Rising gold-backed lending among Sri Lanka’s finance and leasing companies (FLC) sector is exposing financiers to higher collateral price risk and making them more susceptible to any adverse movements in gold prices, says Fitch Ratings.

Sri Lankan FLCs have grown gold-backed loans rapidly in the past several years amid shrinking demand for their core vehicle-financing business. Gold-backed loan balances more than quadrupled between the financial year ending March 2019 (FYE19) and FYE23, raising its share in the sector’s gross loans to 18%, from 4% at end-FY19.

We believe several factors have fuelled this trend, including rising demand for shorter-term financing from borrowers, relatively high product yields, and the liquid nature of gold collaterals that allows lenders to recover defaulted facilities through regular auctions. FLCs cut back their exposure to gold-backed lending in 1QFY24, but we view this as temporary, as it stemmed partly from a drop in local gold prices in 1QFY24 following the global price decline, exacerbated by Sri Lankan rupee appreciation during the period.

Excess concentration in gold-backed loans could leave some FLCs prone to large tail risks of devaluations, especially if collateral haircuts are insufficient to protect them from any sudden and precipitous price fall. This was evident in 2012 and 2013 when sharp declines in gold prices drove an increase in non-performing loans (NPLs) and credit costs at many Sri Lankan banks and non-bank financial institutions. Extended loan tenors would leave lenders more exposed to sustained price corrections.

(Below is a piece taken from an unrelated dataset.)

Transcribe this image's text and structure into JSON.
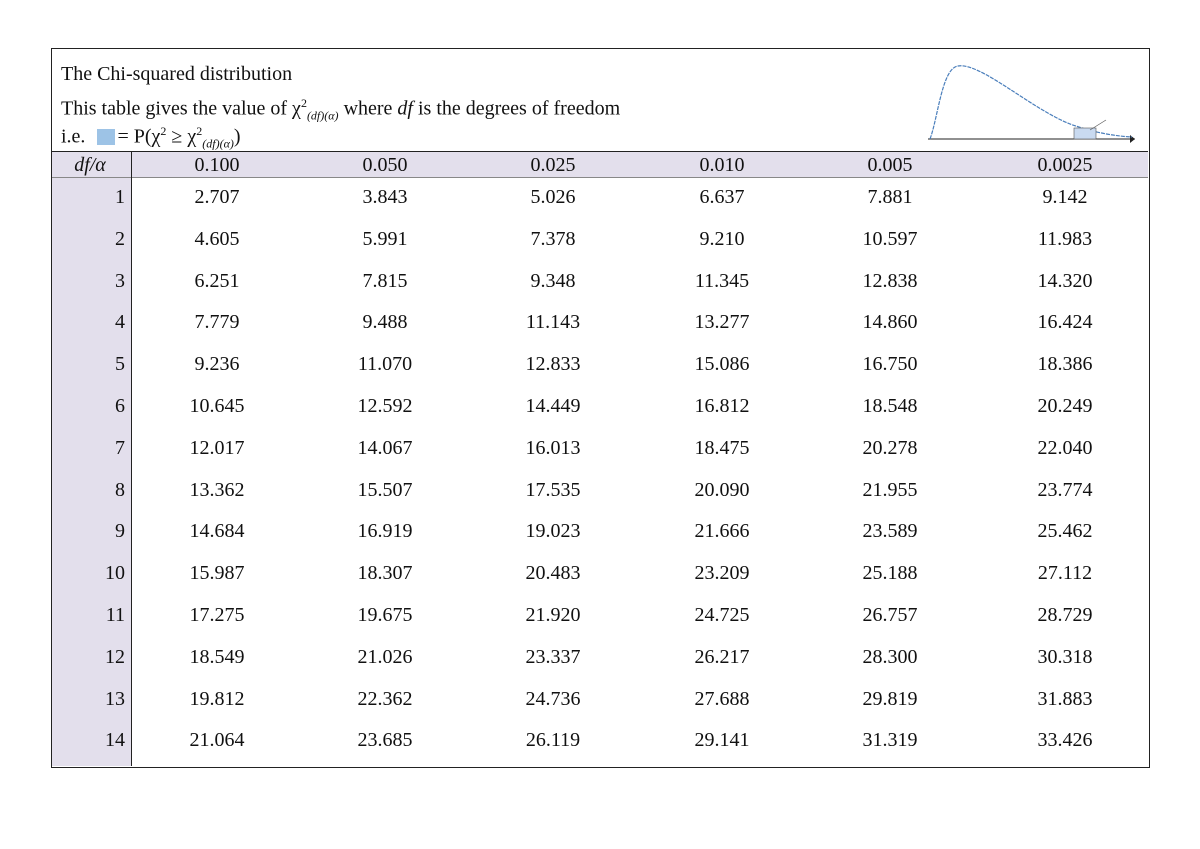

Rising competition among the FLCs has led to an uptick in average loan-to-value (LTV) ratios. They range between 70% and 80% currently but could deteriorate quickly if gold prices fall or borrowers start to default, adding to accrued interest. Gold-backed lending is not subject to any regulatory LTV cap in Sri Lanka, unlike in markets such as India.

The current regulatory capital framework also entices FLCs to build larger gold loan portfolios more quickly than they otherwise would have. It may also cause lenders to underestimate their risk levels and reserve insufficient capital to absorb potential shocks. For instance, gold loans with LTV ratios of up to 70% do not incur any risk weight, and only incremental exposure over the 70% threshold is 100% risk-weighted. This contrasts with India, for example, where gold loans incur the standard 100% risk weight. The drop in local prices in 1QFY24 led to an increase in the risk-weighted share of gold loans to 13%, from 8% in FY23, but we expect this to have mostly reversed in subsequent months as gold prices recovered.

Sri Lankan FLCs do not factor in borrowers’ repayment capacity when underwriting a gold-backed loan, focusing solely on collateral value, like in other markets. Collateral risk mitigation therefore becomes more crucial to protect against losses. However, valuation of gold collaterals is at lenders’ discretion and subject to their own calculation methodologies. The purity of accepted collateral can also vary. This contrasts with markets such as India, where regulators stipulate methods for collateral valuation.

The NPL ratio from Sri Lankan FLCs’ gold-backed lending remains well below that of conventional lending products, due mostly to lenders’ ability to recover overdues through frequent gold auctions, and borrowers’ ability to roll over a facility upon maturity by only servicing interest. However, ratios have come under pressure amid the challenging operating environment and borrowers’ weakened repayment capacities. Among Sri Lankan FLCs rated by Fitch based on standalone strength, the 90+ day past-due ratio on gold loans jumped to 5.3% at end-1QFY24, from 1.9% at end-FY22. This is consistent with rising auction volumes, indicating growing defaults in the segment.